[lammps-users] restart yields new trajectory

Dear Steve and lammps users,
I ran an NEMD simulation to compute thermal conductivity of a CNT using the AIREBO potential. I plotted the instantaneous temperature gradient slope with respect to time for the duration of the simulation. I also ran two restarts from different points in time, and plotted those slope evolutions in the same plot. It turned out that the slope and trajectory would change significantly after the simulation was restarted. The two plots that I am attaching followed the same procedure, and they are just two different replicate runs.
In the initial run, I used the command:
restart 500000 cnt.*.restart

I copied the desired restart file to a new folder and renamed it “cnt.restart”. In the restart input deck, I used the command:
read_restart cnt.restart

I used the same number of processors in all simulations.
Do you have any idea what could cause the trajectories to change so much? Thanks.

Jonathan

slope_evo1.pdf (138 KB)

slope_evo2.pdf (122 KB)

Hello Jonny,

At first you need to specify how do you get the “instantaneous temperature gradient slope with respect to time”. Because you are using NEMD, the slope significantly depends on how you define it. If you count the hot or cold regions or adjacent regions into the slope calculation, it is not a good idea due to the non-equilibrium status.

Second, you also should give more details about your input for restart. When you restart from a restart file, you must be clear about what information is or not stored in it. For example, if you redefine a region and assign with a group name which has been previously used, it will be messed up.

Xiaopeng

Hi Xiaopeng,
I am using the fix heat command to inject and remove heat from predefined source/sink regions. The source/sink regions are selected at the very beginning via the region command to capture the first and last several rings of the CNT. After the region command, I use a group command to pass to “fix heat” as well as the “set” command to redefine the atom types.
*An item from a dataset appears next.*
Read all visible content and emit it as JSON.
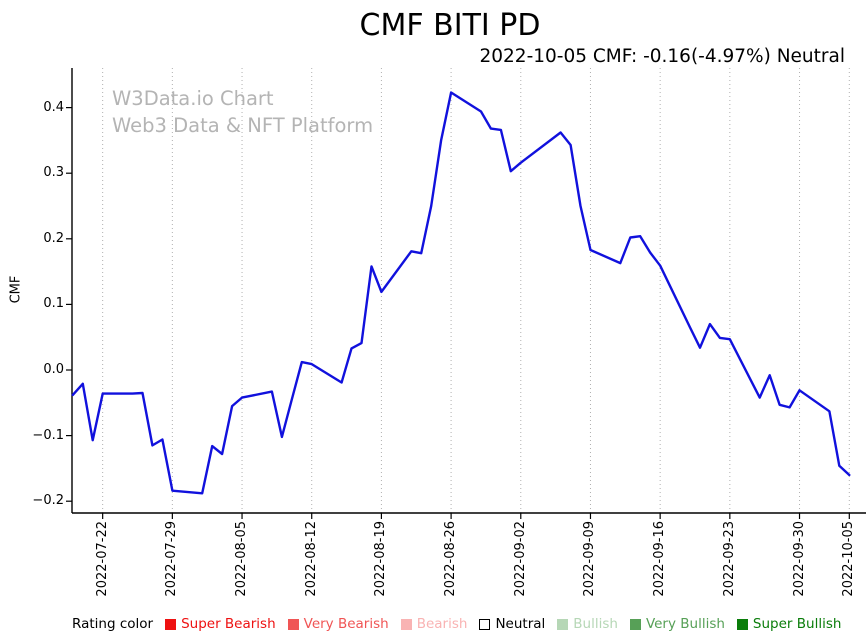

The instantaneous temperature gradient is a linear least squares line fit to the middle region, but sufficiently far away from the source/sink regions. I have plotted the average temperature with the fit line and it is indeed linear in the region I have selected.
In my restart, instead of using the region command, I define my groups based on the types that were set in the original simulation. And then I proceed in the same manner (fix nve with two fix heat commands).
Thank you.

Jonathan

In general, if you run a long time from a restart, you will not
get identical answers to the previous run. Due to round-off
or other small factors. All that is guaranteed is statistically
identical results, assuming you have setup your 2nd simulation
the same as the first. See secton 9.1 of the manual for
more details.

Steve

Hi Steve,
I can understand if the two are subtly different, but my simulations seemingly show a statistically different result. The time-averaged slope essentially doubles during the restarted runs. Moreover, the slope changes almost immediately, reaching a steady state in just a couple hundred picoseconds – about half a million timesteps, whereas the original run which had been going for several million timesteps could not reach the “new” steady state. Which time-averaged slope should I trust?

Jonathan

Hi Jonny,

I think you don’t need to redefine your group in your restart input. I suggest you read carefully the manual again about what information is stored in the restart file. It is very possible the problem is your restart input. Did you visualize your system? If not, it may also tell you something. You can also attach your two input files and then others can more understand what problem you are in.

Xiaopeng

If you ran simulation A to equilibrium and saved a restart,
then started simulation B from the restart file and run it
to equilibrium, then the 2 simulations should agree statistically.
If they don't then either you didn't run one or both of them
to equilibrium or you are not running the same simulation (i.e.
you did not re-specify all the needed quantities in simulation
B after reading the restart file). There's no other magic involved
with restart files.

Steve

Can Steve or anyone else affirm this issue?